The comptroller congratulated Carroll County for preserving from development the most farmland in the state, a great contribution to Maryland's largest industry -- agriculture. Agriculture accounts for $12 billion in the state economy each year, he noted.

"You are not farming for a community or a state or even a national market any more," the nine-term comptroller said. "You now serve a global market."

In other business, Margaret's Fancy, owned by Roger Thor and John Christian Roop, was honored as a Century Farm in Carroll County.

Century Farms have been in the same family for at least 100 years.

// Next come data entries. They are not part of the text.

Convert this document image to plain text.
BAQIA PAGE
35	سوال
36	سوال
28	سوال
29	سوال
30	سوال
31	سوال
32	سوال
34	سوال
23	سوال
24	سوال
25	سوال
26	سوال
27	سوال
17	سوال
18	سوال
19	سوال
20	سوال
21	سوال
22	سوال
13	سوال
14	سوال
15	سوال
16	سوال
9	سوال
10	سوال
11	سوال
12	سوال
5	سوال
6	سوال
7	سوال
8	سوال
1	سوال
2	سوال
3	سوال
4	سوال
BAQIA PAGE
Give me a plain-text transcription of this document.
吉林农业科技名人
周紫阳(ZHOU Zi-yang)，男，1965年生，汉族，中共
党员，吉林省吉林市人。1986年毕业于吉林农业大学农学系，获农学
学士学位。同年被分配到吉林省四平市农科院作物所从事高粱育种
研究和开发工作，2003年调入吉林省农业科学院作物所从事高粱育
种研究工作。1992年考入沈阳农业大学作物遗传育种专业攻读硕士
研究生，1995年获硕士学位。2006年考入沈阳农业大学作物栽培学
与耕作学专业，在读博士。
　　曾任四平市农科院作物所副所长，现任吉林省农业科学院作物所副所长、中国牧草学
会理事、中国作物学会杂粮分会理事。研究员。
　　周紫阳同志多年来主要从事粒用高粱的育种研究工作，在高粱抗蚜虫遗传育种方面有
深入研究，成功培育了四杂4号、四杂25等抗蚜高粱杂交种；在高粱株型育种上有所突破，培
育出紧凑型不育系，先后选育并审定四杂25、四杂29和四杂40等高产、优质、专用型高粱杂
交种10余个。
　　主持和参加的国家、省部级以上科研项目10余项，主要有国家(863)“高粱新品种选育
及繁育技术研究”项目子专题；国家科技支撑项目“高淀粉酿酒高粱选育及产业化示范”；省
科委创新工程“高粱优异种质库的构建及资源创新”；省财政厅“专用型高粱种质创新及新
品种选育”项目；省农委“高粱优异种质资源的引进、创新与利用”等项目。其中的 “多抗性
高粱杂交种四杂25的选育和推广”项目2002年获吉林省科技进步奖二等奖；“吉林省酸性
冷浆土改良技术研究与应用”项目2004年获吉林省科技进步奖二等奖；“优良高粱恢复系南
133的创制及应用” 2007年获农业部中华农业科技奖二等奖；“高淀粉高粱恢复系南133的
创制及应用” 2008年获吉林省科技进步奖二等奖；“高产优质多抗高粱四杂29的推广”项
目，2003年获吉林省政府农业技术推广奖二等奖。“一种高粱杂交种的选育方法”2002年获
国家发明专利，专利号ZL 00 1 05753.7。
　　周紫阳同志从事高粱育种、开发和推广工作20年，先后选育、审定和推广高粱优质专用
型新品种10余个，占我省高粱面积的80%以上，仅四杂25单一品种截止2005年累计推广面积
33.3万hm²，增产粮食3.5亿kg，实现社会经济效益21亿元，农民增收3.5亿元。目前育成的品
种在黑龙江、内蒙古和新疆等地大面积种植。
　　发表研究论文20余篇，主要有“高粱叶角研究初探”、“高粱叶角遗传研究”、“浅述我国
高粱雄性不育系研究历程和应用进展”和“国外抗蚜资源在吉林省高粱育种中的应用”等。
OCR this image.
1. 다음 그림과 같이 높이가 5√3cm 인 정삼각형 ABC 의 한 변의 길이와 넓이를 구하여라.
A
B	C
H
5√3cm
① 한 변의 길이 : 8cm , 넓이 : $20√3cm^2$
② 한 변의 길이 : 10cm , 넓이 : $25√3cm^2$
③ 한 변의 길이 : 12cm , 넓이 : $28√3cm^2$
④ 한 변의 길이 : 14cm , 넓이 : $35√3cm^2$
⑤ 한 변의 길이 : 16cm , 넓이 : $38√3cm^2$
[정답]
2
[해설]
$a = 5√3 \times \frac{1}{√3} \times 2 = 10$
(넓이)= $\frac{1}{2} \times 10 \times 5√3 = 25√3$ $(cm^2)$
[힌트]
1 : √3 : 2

The 98-acre farm was originally acquired by the present owners' great-great-grandmother, Mary Elizabeth Englar, in 1881.

At the meeting, Farm Bureau members also approved a slate of 35 county, state and federal resolutions, which will be discussed at the statewide convention in December.

The slate forms the Farm Bureau's legislative platform for the next year. County resolutions for this year include:

* Supporting the Carroll County zoning administrator's recommendation that county zoning laws be revised to allow commercial composting in agricultural zones.

In June, the county Agricultural Commission favorably recommended the revision, which would allow farmers to accept yard waste and compost it into a product resembling potting soil, which they could sell to gardeners and other farmers.

* Recommending the county continue investigating composting methods to dispose of dead animals.

The issue of animal composting was shelved while county officials debate waste disposal methods, including a countywide composting facility.

* Encouraging the adoption of the proposed Carroll County right-to-farm ordinance, which protects farmers from nuisance suits.

County commissioners agreed this week to sponsor hearings and to vote on the proposal before their term ends in December.

On a statewide level, Carroll County Farm Bureau members voted to support establishing a Maryland Milk Commission, which would set minimum prices paid to farmers for raw milk.

The proposal, which was introduced during the 1994 General Assembly, is being considered in the legislative summer study session.